Pursuant to the A&R MLTIP, certain equity holders of FoA and FoA Equity are obligated to deliver a number of shares of Class A Common Stock and Class A LLC Units for restricted stock unit awards granted by the Company. During the Successor year ended December 31, 2022 and nine months ended December 31, 2021, in connection with FoA’s settlement of restricted stock units into shares of Class A Common Stock and pursuant to the A&R MLTIP, these equity holders delivered 1,373,080 and 3,391,635 shares, respectively, of Class A Common Stock and 3,749,057 and 829,222 Class A LLC Units, respectively, to the Company in satisfaction of such settlement. No settlement of restricted stock awards occurred during the Predecessor three months ended March 31, 2021 or for the year ended December 31, 2020. This delivery of shares of Class A Common Stock and Class A LLC Units to the Company offset the gross award of RSUs settled. During the Successor year ended December 31, 2022 and nine months ended December 31, 2021, the Company elected to retire 2,046,062 and 1,788,447 shares, respectively, offsetting RSUs withheld to fund employee payroll taxes and instead funded those taxes with operating cash. No shares were retired for this purpose during the Predecessor three months ended March 31, 2021 or year ended December 31, 2020. The future settlement of the Replacement RSUs and Earnout Rights outstanding as of December 31, 2022 (see Note 26 - Equity-Based Compensation) will also be funded by the delivery of Class A Common Stock and Class A LLC Units from certain equity holders of FoA and FoA Equity pursuant to the A&R MLTIP.

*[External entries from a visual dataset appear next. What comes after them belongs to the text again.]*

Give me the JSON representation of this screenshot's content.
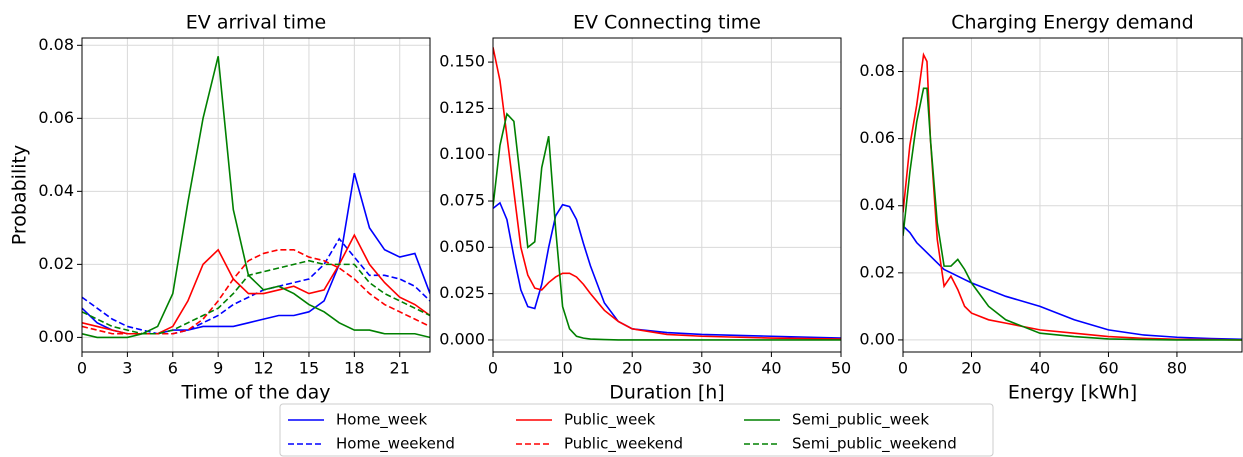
{
  "chart_data": [
    {
      "type": "line",
      "title": "EV arrival time",
      "xlabel": "Time of the day",
      "ylabel": "Probability",
      "grid": true,
      "legend": "bottom",
      "x": [
        0,
        1,
        2,
        3,
        4,
        5,
        6,
        7,
        8,
        9,
        10,
        11,
        12,
        13,
        14,
        15,
        16,
        17,
        18,
        19,
        20,
        21,
        22,
        23
      ],
      "xlim": [
        0,
        23
      ],
      "xticks": [
        0,
        3,
        6,
        9,
        12,
        15,
        18,
        21
      ],
      "ylim": [
        -0.004,
        0.082
      ],
      "yticks": [
        {
          "value": 0,
          "label": "0.00"
        },
        {
          "value": 0.02,
          "label": "0.02"
        },
        {
          "value": 0.04,
          "label": "0.04"
        },
        {
          "value": 0.06,
          "label": "0.06"
        },
        {
          "value": 0.08,
          "label": "0.08"
        }
      ],
      "series": [
        {
          "name": "Home_week",
          "color": "#0000ff",
          "dash": false,
          "values": [
            0.008,
            0.004,
            0.002,
            0.001,
            0.001,
            0.001,
            0.002,
            0.002,
            0.003,
            0.003,
            0.003,
            0.004,
            0.005,
            0.006,
            0.006,
            0.007,
            0.01,
            0.02,
            0.045,
            0.03,
            0.024,
            0.022,
            0.023,
            0.012
          ]
        },
        {
          "name": "Home_weekend",
          "color": "#0000ff",
          "dash": true,
          "values": [
            0.011,
            0.008,
            0.005,
            0.003,
            0.002,
            0.001,
            0.001,
            0.002,
            0.004,
            0.006,
            0.009,
            0.011,
            0.013,
            0.014,
            0.015,
            0.016,
            0.02,
            0.027,
            0.022,
            0.017,
            0.017,
            0.016,
            0.014,
            0.01
          ]
        },
        {
          "name": "Public_week",
          "color": "#ff0000",
          "dash": false,
          "values": [
            0.004,
            0.003,
            0.002,
            0.001,
            0.001,
            0.001,
            0.003,
            0.01,
            0.02,
            0.024,
            0.016,
            0.012,
            0.012,
            0.013,
            0.014,
            0.012,
            0.013,
            0.02,
            0.028,
            0.02,
            0.015,
            0.011,
            0.009,
            0.006
          ]
        },
        {
          "name": "Public_weekend",
          "color": "#ff0000",
          "dash": true,
          "values": [
            0.003,
            0.002,
            0.001,
            0.001,
            0.001,
            0.001,
            0.001,
            0.002,
            0.005,
            0.01,
            0.016,
            0.021,
            0.023,
            0.024,
            0.024,
            0.022,
            0.021,
            0.019,
            0.016,
            0.012,
            0.009,
            0.007,
            0.005,
            0.003
          ]
        },
        {
          "name": "Semi_public_week",
          "color": "#008000",
          "dash": false,
          "values": [
            0.001,
            0,
            0,
            0,
            0.001,
            0.003,
            0.012,
            0.037,
            0.06,
            0.077,
            0.035,
            0.017,
            0.013,
            0.014,
            0.012,
            0.009,
            0.007,
            0.004,
            0.002,
            0.002,
            0.001,
            0.001,
            0.001,
            0
          ]
        },
        {
          "name": "Semi_public_weekend",
          "color": "#008000",
          "dash": true,
          "values": [
            0.007,
            0.005,
            0.003,
            0.002,
            0.001,
            0.001,
            0.002,
            0.004,
            0.006,
            0.008,
            0.012,
            0.017,
            0.018,
            0.019,
            0.02,
            0.021,
            0.02,
            0.02,
            0.02,
            0.015,
            0.012,
            0.01,
            0.008,
            0.006
          ]
        }
      ]
    },
    {
      "type": "line",
      "title": "EV Connecting time",
      "xlabel": "Duration [h]",
      "grid": true,
      "x": [
        0,
        1,
        2,
        3,
        4,
        5,
        6,
        7,
        8,
        9,
        10,
        11,
        12,
        13,
        14,
        16,
        18,
        20,
        25,
        30,
        40,
        50
      ],
      "xlim": [
        0,
        50
      ],
      "xticks": [
        0,
        10,
        20,
        30,
        40,
        50
      ],
      "ylim": [
        -0.0065,
        0.163
      ],
      "yticks": [
        {
          "value": 0,
          "label": "0.000"
        },
        {
          "value": 0.025,
          "label": "0.025"
        },
        {
          "value": 0.05,
          "label": "0.050"
        },
        {
          "value": 0.075,
          "label": "0.075"
        },
        {
          "value": 0.1,
          "label": "0.100"
        },
        {
          "value": 0.125,
          "label": "0.125"
        },
        {
          "value": 0.15,
          "label": "0.150"
        }
      ],
      "series": [
        {
          "color": "#0000ff",
          "dash": false,
          "values": [
            0.071,
            0.074,
            0.065,
            0.045,
            0.027,
            0.018,
            0.017,
            0.03,
            0.05,
            0.067,
            0.073,
            0.072,
            0.065,
            0.052,
            0.04,
            0.02,
            0.01,
            0.006,
            0.004,
            0.003,
            0.002,
            0.001
          ]
        },
        {
          "color": "#ff0000",
          "dash": false,
          "values": [
            0.158,
            0.14,
            0.11,
            0.08,
            0.05,
            0.035,
            0.028,
            0.027,
            0.031,
            0.034,
            0.036,
            0.036,
            0.034,
            0.03,
            0.025,
            0.016,
            0.01,
            0.006,
            0.003,
            0.002,
            0.001,
            0.0005
          ]
        },
        {
          "color": "#008000",
          "dash": false,
          "values": [
            0.072,
            0.105,
            0.122,
            0.118,
            0.085,
            0.05,
            0.053,
            0.093,
            0.11,
            0.06,
            0.018,
            0.006,
            0.002,
            0.001,
            0.0005,
            0.0002,
            0,
            0,
            0,
            0,
            0,
            0
          ]
        }
      ]
    },
    {
      "type": "line",
      "title": "Charging Energy demand",
      "xlabel": "Energy [kWh]",
      "grid": true,
      "x": [
        0,
        2,
        4,
        6,
        7,
        8,
        10,
        12,
        14,
        16,
        18,
        20,
        25,
        30,
        40,
        50,
        60,
        70,
        80,
        90,
        99
      ],
      "xlim": [
        0,
        99
      ],
      "xticks": [
        0,
        20,
        40,
        60,
        80
      ],
      "ylim": [
        -0.0036,
        0.09
      ],
      "yticks": [
        {
          "value": 0,
          "label": "0.00"
        },
        {
          "value": 0.02,
          "label": "0.02"
        },
        {
          "value": 0.04,
          "label": "0.04"
        },
        {
          "value": 0.06,
          "label": "0.06"
        },
        {
          "value": 0.08,
          "label": "0.08"
        }
      ],
      "series": [
        {
          "color": "#0000ff",
          "dash": false,
          "values": [
            0.034,
            0.032,
            0.029,
            0.027,
            0.026,
            0.025,
            0.023,
            0.021,
            0.02,
            0.019,
            0.018,
            0.017,
            0.015,
            0.013,
            0.01,
            0.006,
            0.003,
            0.0015,
            0.0008,
            0.0004,
            0.0002
          ]
        },
        {
          "color": "#ff0000",
          "dash": false,
          "values": [
            0.038,
            0.058,
            0.07,
            0.085,
            0.083,
            0.06,
            0.03,
            0.016,
            0.019,
            0.015,
            0.01,
            0.008,
            0.006,
            0.005,
            0.003,
            0.002,
            0.001,
            0.0005,
            0.0002,
            0.0001,
            0
          ]
        },
        {
          "color": "#008000",
          "dash": false,
          "values": [
            0.031,
            0.05,
            0.065,
            0.075,
            0.075,
            0.06,
            0.035,
            0.022,
            0.022,
            0.024,
            0.021,
            0.017,
            0.01,
            0.006,
            0.002,
            0.001,
            0.0003,
            0.0001,
            0,
            0,
            0
          ]
        }
      ]
    }
  ]
}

Pursuant to the Exchange Agreement, the Continuing Unitholders may elect to exchange their Class A LLC Units for shares of Class A Common Stock on a one-for-one basis, subject to customary conversion rate adjustments for
stock splits, stock dividends and reclassifications. During the Successor year ended December 31, 2022 and nine months ended December 31, 2021, in connection with FoA’s settlement of the exchange of Class A LLC Units for shares of Class A Common Stock and pursuant to the Exchange Agreement, certain equity holders delivered 491,509 and 1,795,197 Class A LLC Units, respectively, to the Company in exchange for the same number of shares of Class A Common Stock, respectively, in satisfaction of such settlement. There were no exchanges of Class A LLC Units for shares of Class A Common Stock during the Predecessor three months ended March 31, 2021 or year ended December 31, 2020.
Class B Common Stock
As of December 31, 2022, there are 14 shares of Class B Common Stock outstanding, all holders of which are Class A LLC Unit holders. The Class B Common Stock, par value $0.0001 per share, has no economic rights but entitles each holder of at least one such share (regardless of the number of shares so held) to a number of votes that is equal to the aggregate number of Class A LLC Units held by such holder on all matters on which Class A common stock holders are entitled to vote. In December 2022, The Mortgage Opportunity Group, LLC transferred its one share of Class B Common Stock to Libman Family Holdings, LLC, which was subsequently retired.
Class A LLC Units
In connection with the Business Combination, the Company, FoA Equity, and the Continuing Unitholders entered into an Exchange Agreement. The Exchange Agreement sets forth the terms and conditions upon which holders of Class A LLC Units may exchange their Class A LLC Units for shares of Class A Common Stock on a one-for-one basis, subject to customary conversion rate adjustments for stock splits, stock dividends, and reclassifications. The Continuing Unitholders' ownership of Class A LLC Units represents the noncontrolling interest of the Company, which is accounted for as permanent equity in the Consolidated Statements of Financial Condition. As of December 31, 2022, there were 187,876,657 Class A LLC Units outstanding. Of the 187,876,657 Class A LLC Units outstanding, 63,423,356 are held by the Class A Common Stock shareholders and 124,453,301 are held by the noncontrolling interest of the Company.